Netflix Inc. soared to a record high after saying that its video-streaming service topped 62 million subscribers worldwide, as original shows such as “House of Cards” drew new viewers globally.
The stock jumped 18 percent to $562.05 at the close in New York, the biggest daily gain in almost two years, giving the Los Gatos, California-based company a market value of $34 billion, exceeding that of CBS Corp.
U.S. subscribers jumped by 2.28 million in the first quarter, while international accounts rose 2.6 million, Netflix said Wednesday on its website. Both figures beat its Jan. 20 forecast. Sales grew 24 percent to $1.57 billion, matching analysts’ projections.
Netflix is investing heavily in original programming to keep the U.S. business growing and support Chief Executive Officer Reed Hastings’s international expansion. While new shows such as “Unbreakable Kimmy Schmidt” and “Bloodline” drove U.S. viewing, the rise of the U.S. dollar trimmed sales and contributed to losses overseas, the company said.

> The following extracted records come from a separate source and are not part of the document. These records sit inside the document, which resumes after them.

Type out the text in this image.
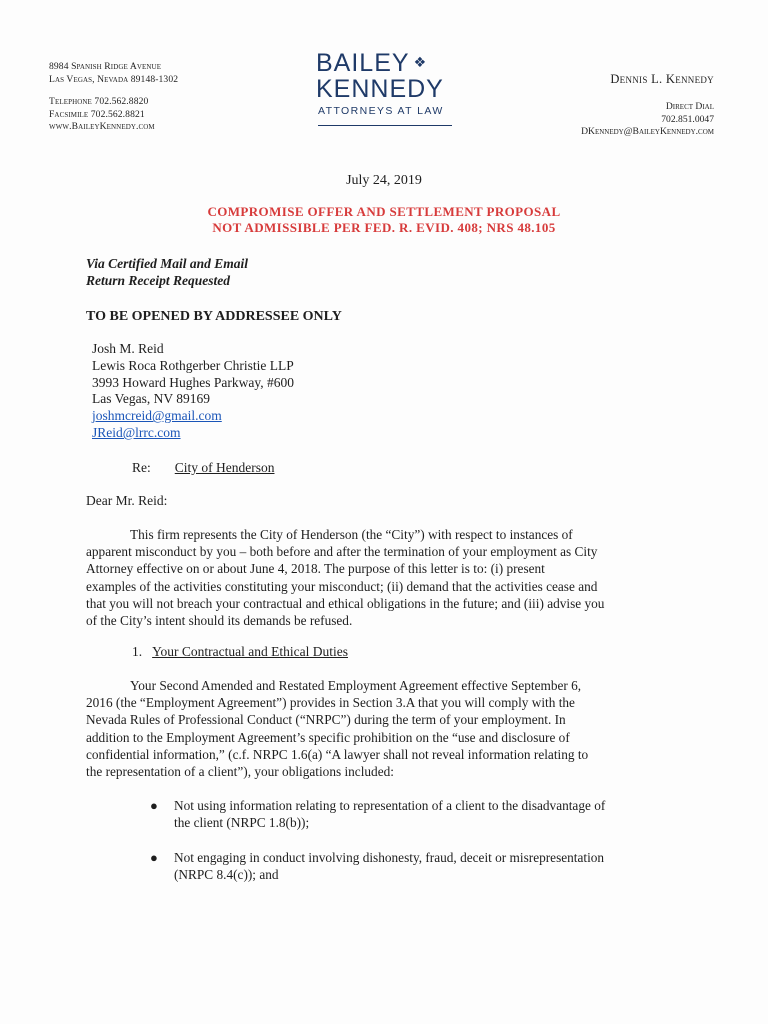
8984 Spanish Ridge Avenue
Las Vegas, Nevada 89148-1302
Telephone 702.562.8820
Facsimile 702.562.8821
www.BaileyKennedy.com
BAILEY ❖
KENNEDY
ATTORNEYS AT LAW
Dennis L. Kennedy
Direct Dial
702.851.0047
DKennedy@BaileyKennedy.com
July 24, 2019
COMPROMISE OFFER AND SETTLEMENT PROPOSAL
NOT ADMISSIBLE PER FED. R. EVID. 408; NRS 48.105
Via Certified Mail and Email
Return Receipt Requested
TO BE OPENED BY ADDRESSEE ONLY
Josh M. Reid
Lewis Roca Rothgerber Christie LLP
3993 Howard Hughes Parkway, #600
Las Vegas, NV 89169
joshmcreid@gmail.com
JReid@lrrc.com
Re: City of Henderson
Dear Mr. Reid:
This firm represents the City of Henderson (the “City”) with respect to instances of
apparent misconduct by you – both before and after the termination of your employment as City
Attorney effective on or about June 4, 2018. The purpose of this letter is to: (i) present
examples of the activities constituting your misconduct; (ii) demand that the activities cease and
that you will not breach your contractual and ethical obligations in the future; and (iii) advise you
of the City’s intent should its demands be refused.
1. Your Contractual and Ethical Duties
Your Second Amended and Restated Employment Agreement effective September 6,
2016 (the “Employment Agreement”) provides in Section 3.A that you will comply with the
Nevada Rules of Professional Conduct (“NRPC”) during the term of your employment. In
addition to the Employment Agreement’s specific prohibition on the “use and disclosure of
confidential information,” (c.f. NRPC 1.6(a) “A lawyer shall not reveal information relating to
the representation of a client”), your obligations included:
● Not using information relating to representation of a client to the disadvantage of
the client (NRPC 1.8(b));
● Not engaging in conduct involving dishonesty, fraud, deceit or misrepresentation
(NRPC 8.4(c)); and
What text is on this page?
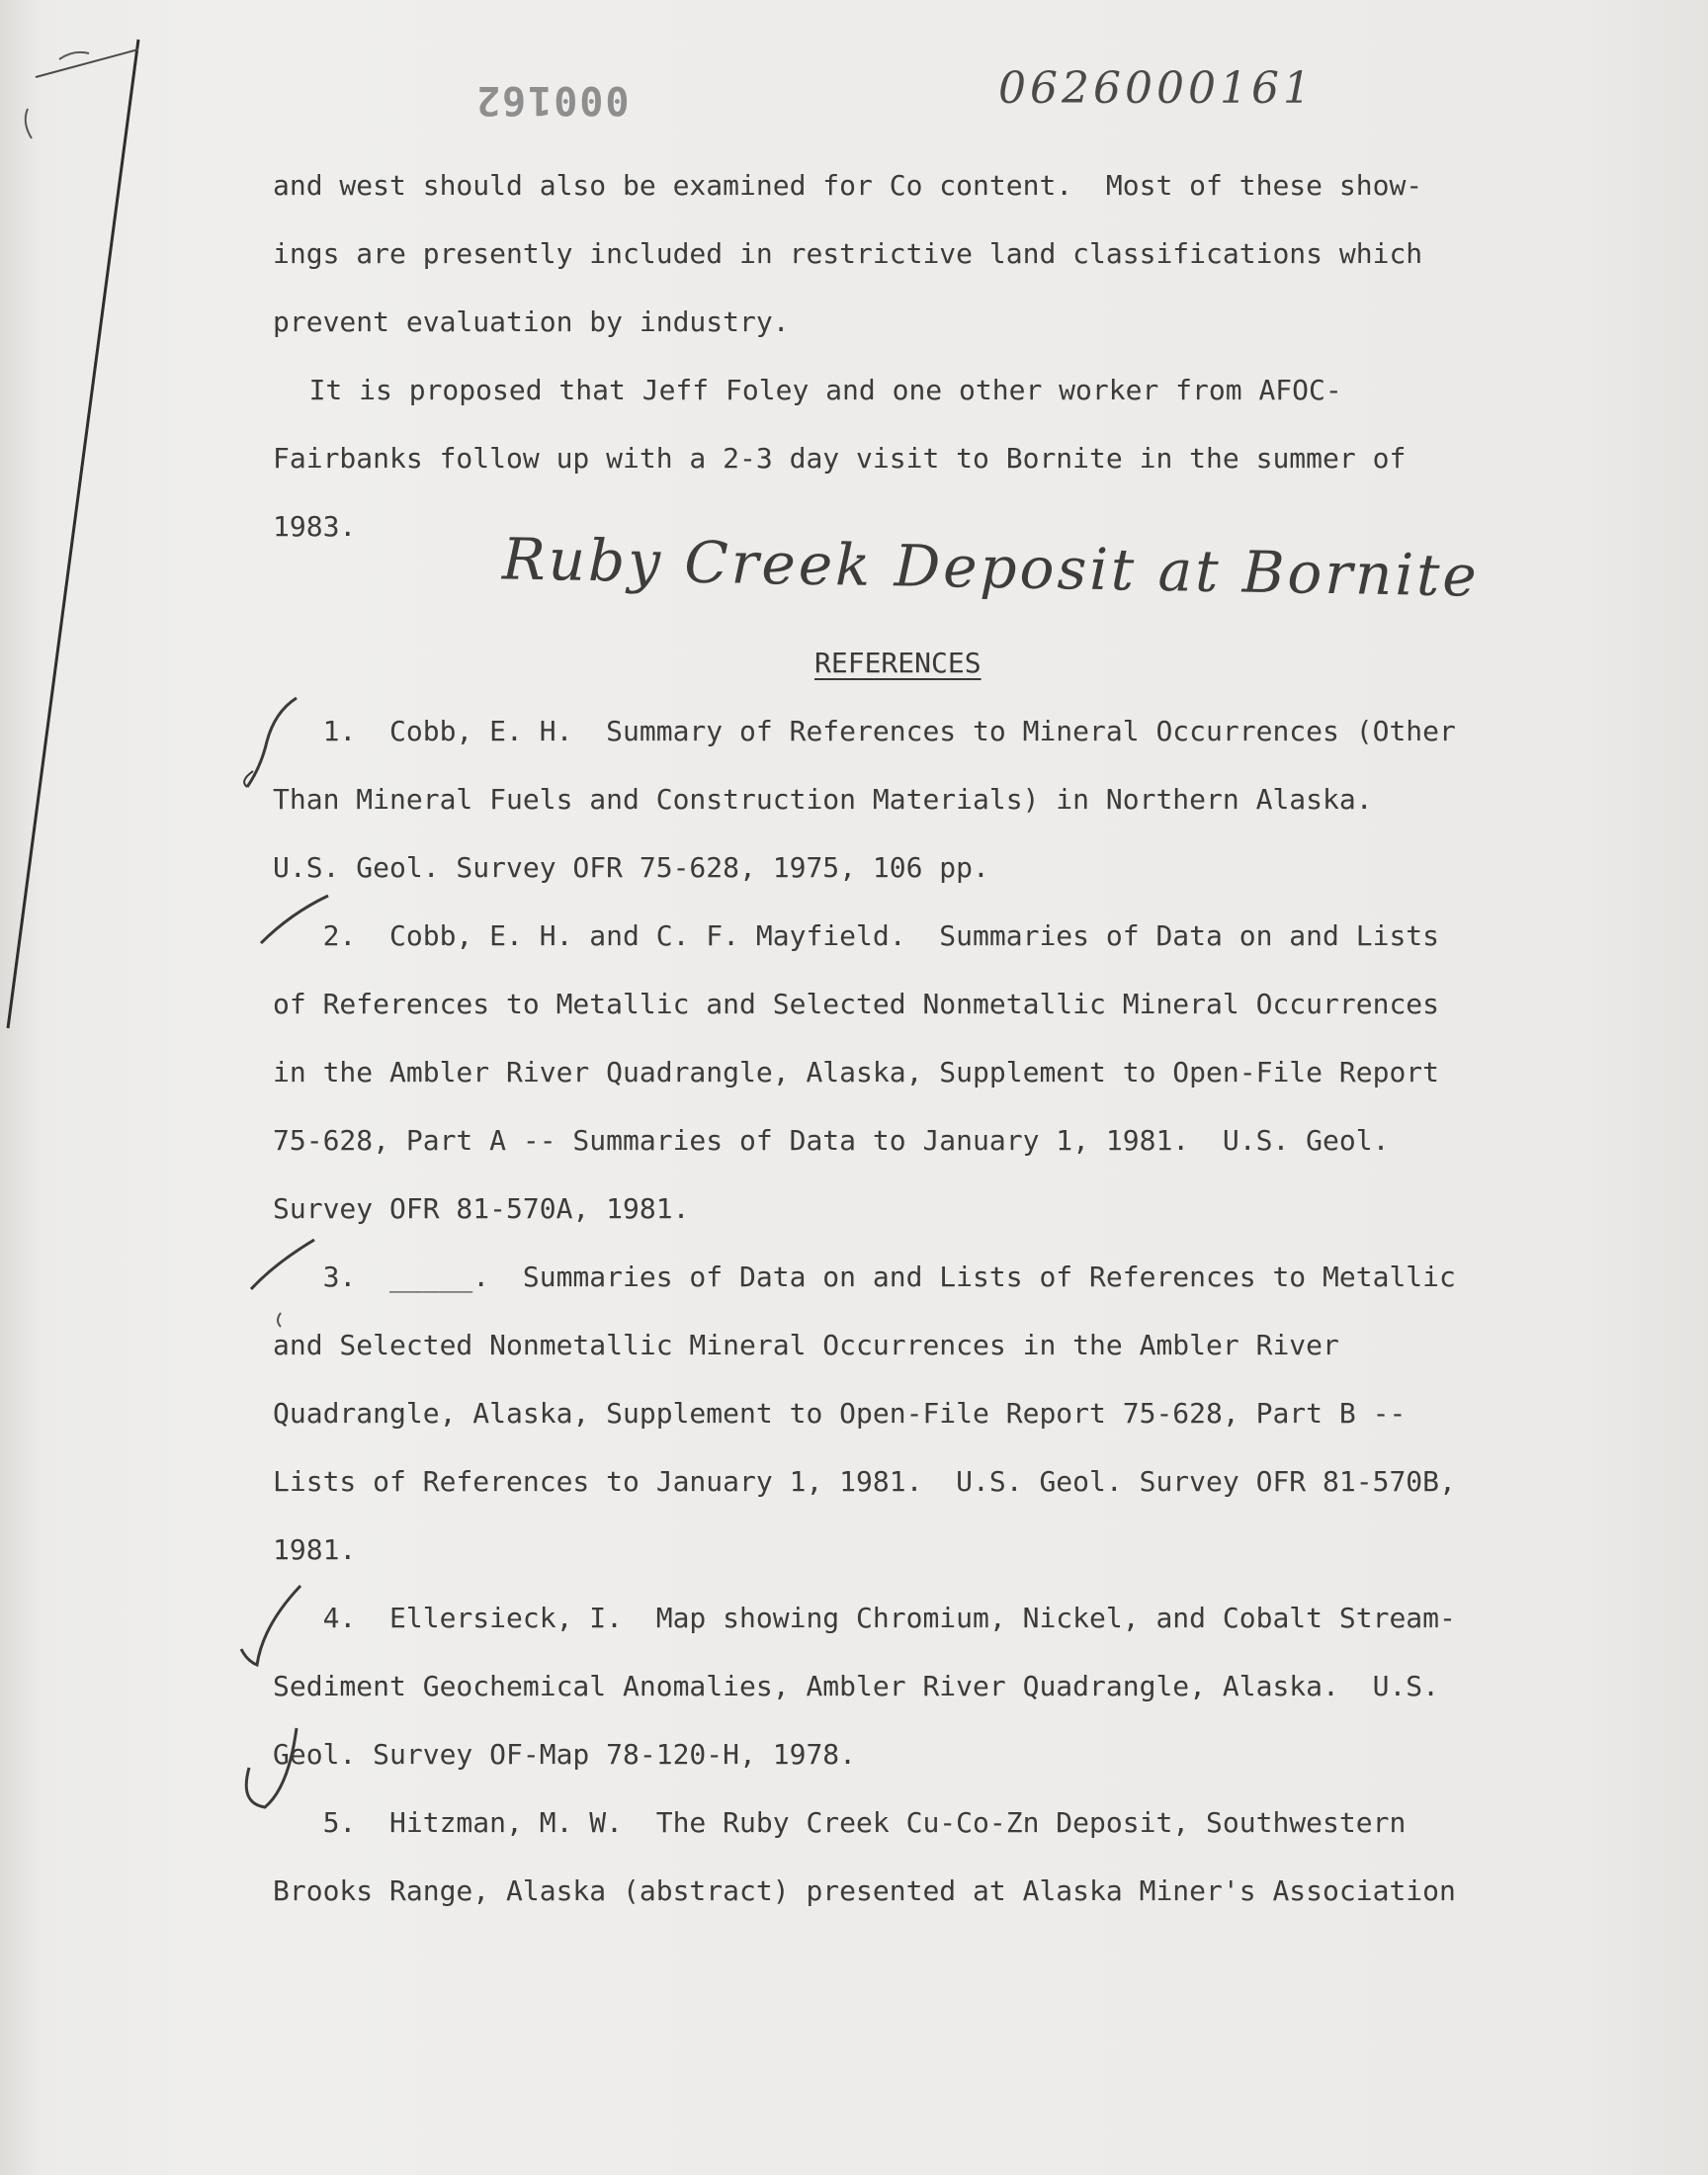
000162	0626000161
and west should also be examined for Co content.  Most of these show-
ings are presently included in restrictive land classifications which
prevent evaluation by industry.
It is proposed that Jeff Foley and one other worker from AFOC-
Fairbanks follow up with a 2-3 day visit to Bornite in the summer of
1983.	Ruby Creek Deposit at Bornite
REFERENCES
1.  Cobb, E. H.  Summary of References to Mineral Occurrences (Other
Than Mineral Fuels and Construction Materials) in Northern Alaska.
U.S. Geol. Survey OFR 75-628, 1975, 106 pp.
2.  Cobb, E. H. and C. F. Mayfield.  Summaries of Data on and Lists
of References to Metallic and Selected Nonmetallic Mineral Occurrences
in the Ambler River Quadrangle, Alaska, Supplement to Open-File Report
75-628, Part A -- Summaries of Data to January 1, 1981.  U.S. Geol.
Survey OFR 81-570A, 1981.
3.  _____.  Summaries of Data on and Lists of References to Metallic
and Selected Nonmetallic Mineral Occurrences in the Ambler River
Quadrangle, Alaska, Supplement to Open-File Report 75-628, Part B --
Lists of References to January 1, 1981.  U.S. Geol. Survey OFR 81-570B,
1981.
4.  Ellersieck, I.  Map showing Chromium, Nickel, and Cobalt Stream-
Sediment Geochemical Anomalies, Ambler River Quadrangle, Alaska.  U.S.
Geol. Survey OF-Map 78-120-H, 1978.
5.  Hitzman, M. W.  The Ruby Creek Cu-Co-Zn Deposit, Southwestern
Brooks Range, Alaska (abstract) presented at Alaska Miner's Association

“Netflix remains a subscriber growth momentum story,” Paul Sweeney, a Bloomberg Intelligence analyst, said in an e-mail. “As long as domestic and international subscribers continue to grow, bulls will have a reason to buy the stock.”

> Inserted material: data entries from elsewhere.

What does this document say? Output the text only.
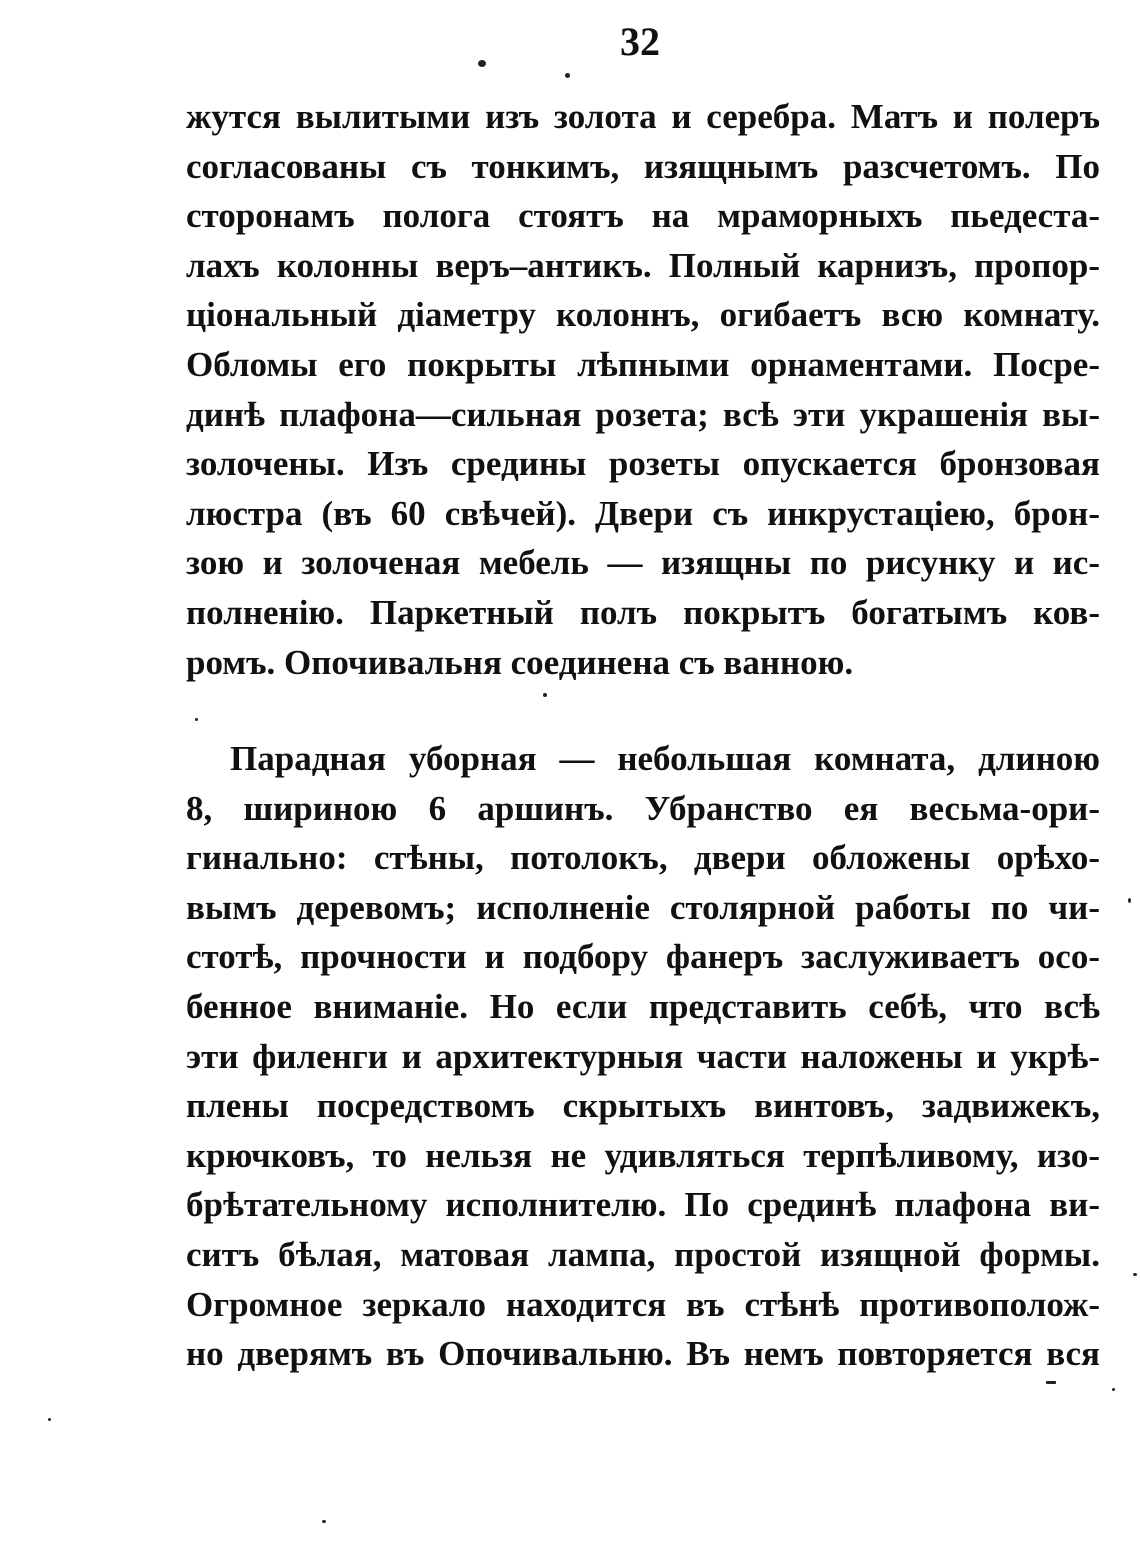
32
жутся вылитыми изъ золота и серебра. Матъ и полеръ
согласованы съ тонкимъ, изящнымъ разсчетомъ. По
сторонамъ полога стоятъ на мраморныхъ пьедеста-
лахъ колонны веръ–антикъ. Полный карнизъ, пропор-
ціональный діаметру колоннъ, огибаетъ всю комнату.
Обломы его покрыты лѣпными орнаментами. Посре-
динѣ плафона—сильная розета; всѣ эти украшенія вы-
золочены. Изъ средины розеты опускается бронзовая
люстра (въ 60 свѣчей). Двери съ инкрустаціею, брон-
зою и золоченая мебель — изящны по рисунку и ис-
полненію. Паркетный полъ покрытъ богатымъ ков-
ромъ. Опочивальня соединена съ ваннoю.
Парадная уборная — небольшая комната, длиною
8, шириною 6 аршинъ. Убранство ея весьма-ори-
гинально: стѣны, потолокъ, двери обложены орѣхо-
вымъ деревомъ; исполненіе столярной работы по чи-
стотѣ, прочности и подбору фанеръ заслуживаетъ осо-
бенное вниманіе. Но если представить себѣ, что всѣ
эти филенги и архитектурныя части наложены и укрѣ-
плены посредствомъ скрытыхъ винтовъ, задвижекъ,
крючковъ, то нельзя не удивляться терпѣливому, изо-
брѣтательному исполнителю. По срединѣ плафона ви-
ситъ бѣлая, матовая лампа, простой изящной формы.
Огромное зеркало находится въ стѣнѣ противополож-
но дверямъ въ Опочивальню. Въ немъ повторяется вся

At its current level, Netflix has the sixth highest price-earnings ratio in the Standard & Poor’s 500 index, according to data compiled by Bloomberg. It’s trading at about 144 times profit and is the top-performing stock this year in that benchmark, with a gain of 65 percent.

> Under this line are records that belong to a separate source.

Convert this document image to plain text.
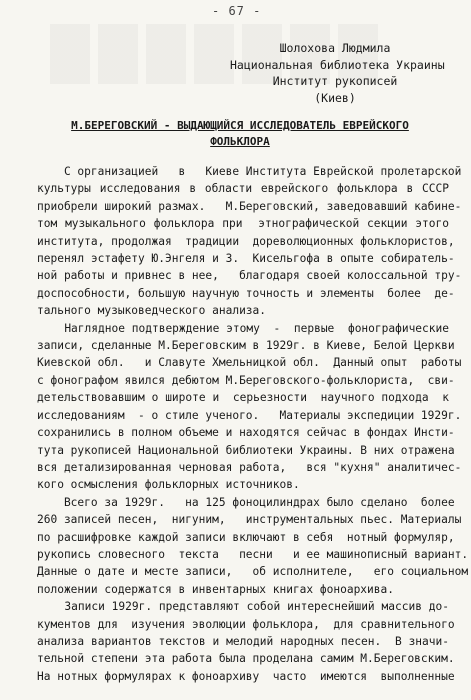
- 67 -
Шолохова Людмила
Национальная библиотека Украины
Институт рукописей
(Киев)
М.БЕРЕГОВСКИЙ - ВЫДАЮЩИЙСЯ ИССЛЕДОВАТЕЛЬ ЕВРЕЙСКОГО
ФОЛЬКЛОРА
С организацией   в   Киеве Института Еврейской пролетарской
культуры исследования в области еврейского фольклора в СССР
приобрели широкий размах.   М.Береговский, заведовавший кабине-
том музыкального фольклора при  этнографической секции этого
института, продолжая  традиции  дореволюционных фольклористов,
перенял эстафету Ю.Энгеля и З.  Кисельгофа в опыте собиратель-
ной работы и привнес в нее,   благодаря своей колоссальной тру-
доспособности, большую научную точность и элементы  более  де-
тального музыковедческого анализа.
Наглядное подтверждение этому  -  первые  фонографические
записи, сделанные М.Береговским в 1929г. в Киеве, Белой Церкви
Киевской обл.   и Славуте Хмельницкой обл.  Данный опыт  работы
с фонографом явился дебютом М.Береговского-фольклориста,  сви-
детельствовавшим о широте и  серьезности  научного подхода  к
исследованиям  - о стиле ученого.   Материалы экспедиции 1929г.
сохранились в полном объеме и находятся сейчас в фондах Инсти-
тута рукописей Национальной библиотеки Украины. В них отражена
вся детализированная черновая работа,   вся "кухня" аналитичес-
кого осмысления фольклорных источников.
Всего за 1929г.   на 125 фоноцилиндрах было сделано  более
260 записей песен,  нигуним,   инструментальных пьес. Материалы
по расшифровке каждой записи включают в себя  нотный формуляр,
рукопись словесного  текста   песни   и ее машинописный вариант.
Данные о дате и месте записи,   об исполнителе,   его социальном
положении содержатся в инвентарных книгах фоноархива.
Записи 1929г. представляют собой интереснейший массив до-
кументов для  изучения эволюции фольклора,  для сравнительного
анализа вариантов текстов и мелодий народных песен.  В значи-
тельной степени эта работа была проделана самим М.Береговским.
На нотных формулярах к фоноархиву  часто  имеются  выполненные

Barton Crockett, an analyst with FBR & Co., recommended buying the stock Thursday and raised his 1-year price target to $900 from $400 previously. He cited a proprietary survey and estimated the company could almost triple its worldwide users.
“Netflix subscribers -- nearly 40 percent of TV households in the U.S. -- love the service more than TV,” Crockett wrote in a note, citing an early April survey by ClearVoice Research LLC. “In this outpouring of affection, we see Netflix as very likely to move towards 180 million global subscribers by 2020.”
First-quarter net income fell to $24 million, or 38 cents a share, from $53.1 million, or 86 cents, as the strong dollar contributed to losses outside the U.S. Excluding that, profit was 77 cents, the company said. Analysts forecast profit of 63 cents, the average of 35 estimates compiled by Bloomberg.
Netflix has released a flurry of new series over the past few weeks, including the comic-book drama “Daredevil” from Walt Disney Co.’s Marvel. While Netflix doesn’t release viewer figures, the shows have been hits with subscribers.
“We think strong U.S. growth benefited from our ever-improving content, including the launch of the third season of ‘House of Cards,’” Hastings and Chief Financial Officer David Wells wrote Wednesday in a letter to shareholders.
Hastings said on Wednesday he expects to recommend the board split Netflix stock. The shares have more than quadrupled in the past three years.
Original programming is taking a larger slice of Netflix’s content budget. The company’s obligations, which grew 30 percent last year, now total $9.8 billion. The growth in subscribers justifies the increasing costs, according to Rich Greenfield, an analyst at BTIG Research.
“They are investing in content that consumers clearly want to watch,” Greenfield said. “They will continue to ramp original production to build the brand and lessen exposure to having to buy from others. Compared to an AMC or Discovery, Netflix has way more high-profile content.”
Netflix extended its service to Australia and New Zealand in March. It rolls out its streaming service in Japan later this year, its first market in Asia.
The company plans to offer its service worldwide by the end of 2016, though it is unclear if that will include China.
“On China, we’re just still learning about how best to approach it; we’re not sure,” Hastings said in an interview.
A report this week by UBS AG projected Netflix would reach 87 million subscribers outside the U.S. by 2020. They now stand at 20.9 million.
In total, Netflix forecasts 2.5 million new subscribers this quarter, including 600,000 in the U.S. and 1.9 million overseas.
The Bloomberg Dollar Spot Index, which tracks the U.S. currency against 10 major peers, rose 6.2 percent in the first quarter. The index, which is weighted against other currencies including the euro and yen, had reached on March 13 the highest since its 2004 start date.